Prediction of HAS is a major issue in neonatal intensive care; unspecific signs and case-mix hamper the development of accurate prediction models. However, the NOSEP score is perceived with moderate diagnostic accuracy and is externally validated with good AUC after redefining cutoff of NOSEP items [17, 18]. Our observations in clinical practice revealed that a score of 8 as a separate indicator did not seem sufficient in guidance of blood culturing. Additionally, the unadjusted odds of NOSEP score 8, i.e., 1.6 (0.9–2.8), are only borderline significant. In contrast, for center 2, the combination of NOSEP sore 8 and several clinical signs might have led to an efficient sampling practice as stated earlier. For this and because it is our belief that clinically ill neonates cannot be left without initiation of diagnostic procedures and treatment, it may be appropriate to use the presence of two clinical signs as a threshold for blood culturing.

Limitations and recommendations

It is possible that some infants might be wrongly classified since blood culture test is imprecise. However, our applied definition of lab-confirmed sepsis caused by skin commensals with additional criteria most probably exclude the false-positive cultures.

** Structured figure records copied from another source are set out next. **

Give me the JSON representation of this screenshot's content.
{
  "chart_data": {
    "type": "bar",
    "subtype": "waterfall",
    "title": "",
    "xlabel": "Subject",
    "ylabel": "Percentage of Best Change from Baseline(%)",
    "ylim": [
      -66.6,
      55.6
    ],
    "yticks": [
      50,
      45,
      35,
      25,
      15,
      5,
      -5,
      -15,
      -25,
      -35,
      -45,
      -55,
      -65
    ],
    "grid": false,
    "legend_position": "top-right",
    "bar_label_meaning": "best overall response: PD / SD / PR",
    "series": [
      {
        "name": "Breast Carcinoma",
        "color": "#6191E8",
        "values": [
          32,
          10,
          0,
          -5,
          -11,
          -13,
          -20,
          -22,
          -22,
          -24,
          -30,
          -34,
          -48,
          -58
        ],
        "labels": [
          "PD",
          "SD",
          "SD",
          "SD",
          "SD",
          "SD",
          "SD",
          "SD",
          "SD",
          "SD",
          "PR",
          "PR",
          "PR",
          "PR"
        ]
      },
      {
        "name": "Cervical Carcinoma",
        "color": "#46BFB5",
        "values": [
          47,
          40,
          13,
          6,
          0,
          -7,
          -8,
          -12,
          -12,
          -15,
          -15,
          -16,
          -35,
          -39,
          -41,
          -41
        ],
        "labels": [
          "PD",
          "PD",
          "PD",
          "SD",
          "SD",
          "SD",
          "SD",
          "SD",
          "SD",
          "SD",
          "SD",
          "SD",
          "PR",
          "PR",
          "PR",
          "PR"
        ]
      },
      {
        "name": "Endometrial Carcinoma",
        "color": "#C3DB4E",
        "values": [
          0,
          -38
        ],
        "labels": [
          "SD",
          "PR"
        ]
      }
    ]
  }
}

In clinical practice, the interpretation of the non-specific clinical signs is not always obvious and probably facing inter-observer variability which might have influenced our results. Nevertheless, for most clinical signs, standardized definitions were used. Also, limited incidence of some clinical signs might have introduced bias (type I error) in unadjusted regression analysis.

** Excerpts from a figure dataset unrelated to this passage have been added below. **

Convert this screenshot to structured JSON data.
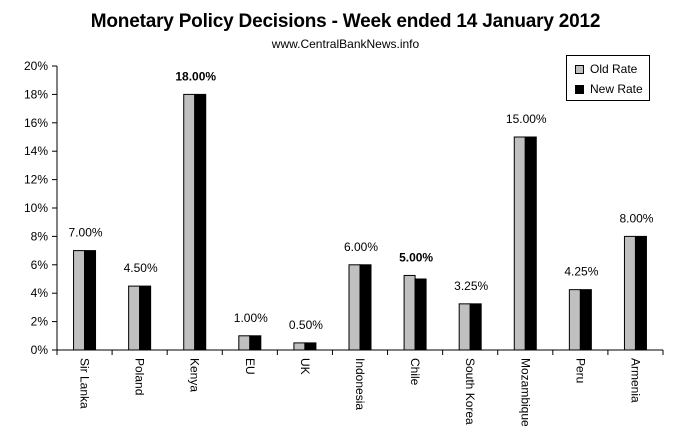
{
  "title": "Monetary Policy Decisions - Week ended  14 January 2012",
  "subtitle": "www.CentralBankNews.info",
  "colors": {
    "old_rate": "#c0c0c0",
    "new_rate": "#000000"
  },
  "legend": {
    "old_label": "Old Rate",
    "new_label": "New Rate",
    "placement": "top-right"
  },
  "chart_data": {
    "type": "bar",
    "title": "Monetary Policy Decisions - Week ended  14 January 2012",
    "categories": [
      "Sir Lanka",
      "Poland",
      "Kenya",
      "EU",
      "UK",
      "Indonesia",
      "Chile",
      "South Korea",
      "Mozambique",
      "Peru",
      "Armenia"
    ],
    "series": [
      {
        "name": "Old Rate",
        "values": [
          7.0,
          4.5,
          18.0,
          1.0,
          0.5,
          6.0,
          5.25,
          3.25,
          15.0,
          4.25,
          8.0
        ]
      },
      {
        "name": "New Rate",
        "values": [
          7.0,
          4.5,
          18.0,
          1.0,
          0.5,
          6.0,
          5.0,
          3.25,
          15.0,
          4.25,
          8.0
        ]
      }
    ],
    "data_labels": [
      "7.00%",
      "4.50%",
      "18.00%",
      "1.00%",
      "0.50%",
      "6.00%",
      "5.00%",
      "3.25%",
      "15.00%",
      "4.25%",
      "8.00%"
    ],
    "bold_labels": [
      false,
      false,
      true,
      false,
      false,
      false,
      true,
      false,
      false,
      false,
      false
    ],
    "y_ticks": [
      "0%",
      "2%",
      "4%",
      "6%",
      "8%",
      "10%",
      "12%",
      "14%",
      "16%",
      "18%",
      "20%"
    ],
    "ylim": [
      0,
      20
    ],
    "grid": false,
    "xlabel": "",
    "ylabel": ""
  }
}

When a larger cohort (including a control group) is obtained, future research can explore the benefit of using prediction models in guidance of sampling practice; assessment of mortality and morbidity directly attributable to HAS can help to judge the different policies. Less blood culture samples result in less workload for the staff, a financial profit for the hospital, and can result in appropriate ABT [14, 36]. Moreover, we cannot ignore the decreased burden for neonate.

Conclusion

Center heterogeneity in sampling practice is substantial. Optimizing sampling practice can be recommended. Although not obvious to uniform due to case-mix in population, guidelines might be helpful and desirable.